Bab 6

104 16 4
                                    

Pertanyaan (name) seakan tidak pernah mendapatkan jawaban. Semakin hari, dirasakannya sosok Gavin semakin tertutup, sering pulang sangat malam hingga tidak dapat bertegur sapa. Bahkan ketika sang gadis menghampirinya di tempat kerja, polisi muda itu tidak pernah menampakkan diri. Alasan klise seperti sedang bertugas selalu dijadikan jawaban yang sebenarnya tidak pernah memuaskan batin.

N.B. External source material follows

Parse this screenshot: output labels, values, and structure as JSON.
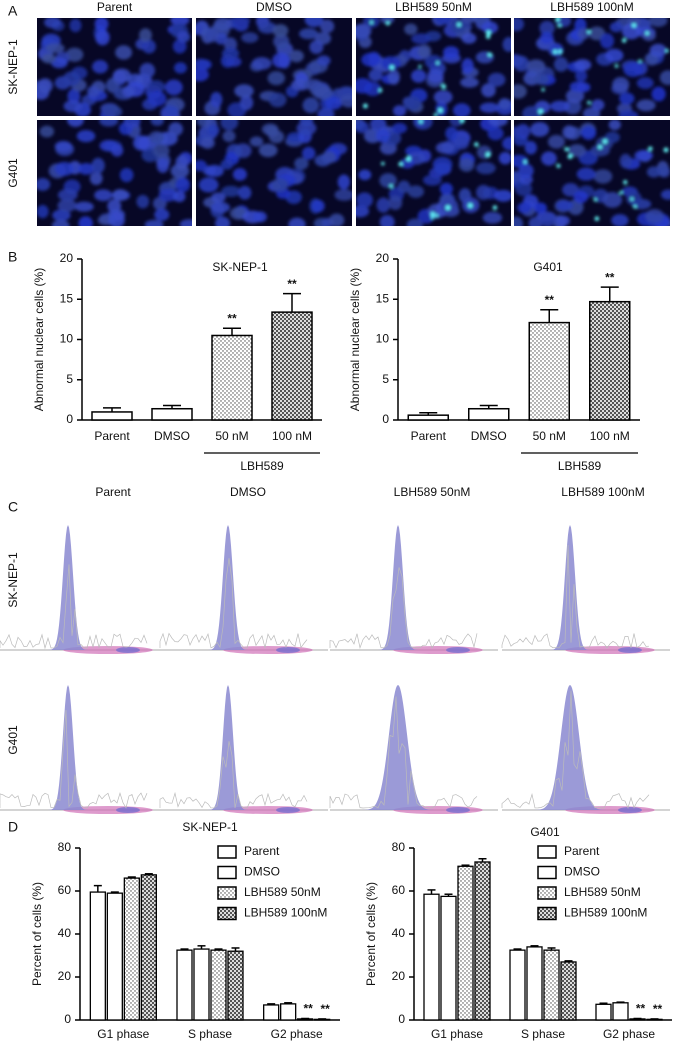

Namun, (name) tidak boleh kesal. Setelah diperlakukan dengan sangat baik hingga diberi kediaman yang layak serta pekerjaan untuk mendapatkan pundi-pundi, sang gadis sudah semestinya berterima kasih. Mengelus dada menjadi satu-satunya hal yang dapat dilakukannya.

Suatu hari pasti Gavin akan kembali seperti dulu. Namun, kapankah waktunya?

Yang jelas tidak dalam waktu dekat. (Name) tahu ada dinding tebal yang memisahkan dirinya dari Gavin. Tatapan ketakutan yang kerap dilempar Gavin setiap bertemu seolah menjelaskan segalanya.

Sayangnya, (name) sama sekali tidak tahu apa salahnya.

Ia tidak pernah menyeret Gavin ke dalam bahaya atau mengancamnya untuk melakukan suatu hal. Sebaliknya, sang gadis selalu melakukan usaha terbaiknya untuk memberikan bantuan kepada pemuda tersebut.

Berpikir keras mengenai alasan berubahnya Gavin bukanlah hal yang seharusnya dilakukan (name). Ada hal yang lebih penting saat ini, mendengarkan kelas singkat dari Minor mengenai apa saja yang harus dilakukannya sebagai pegawai baru di kantor.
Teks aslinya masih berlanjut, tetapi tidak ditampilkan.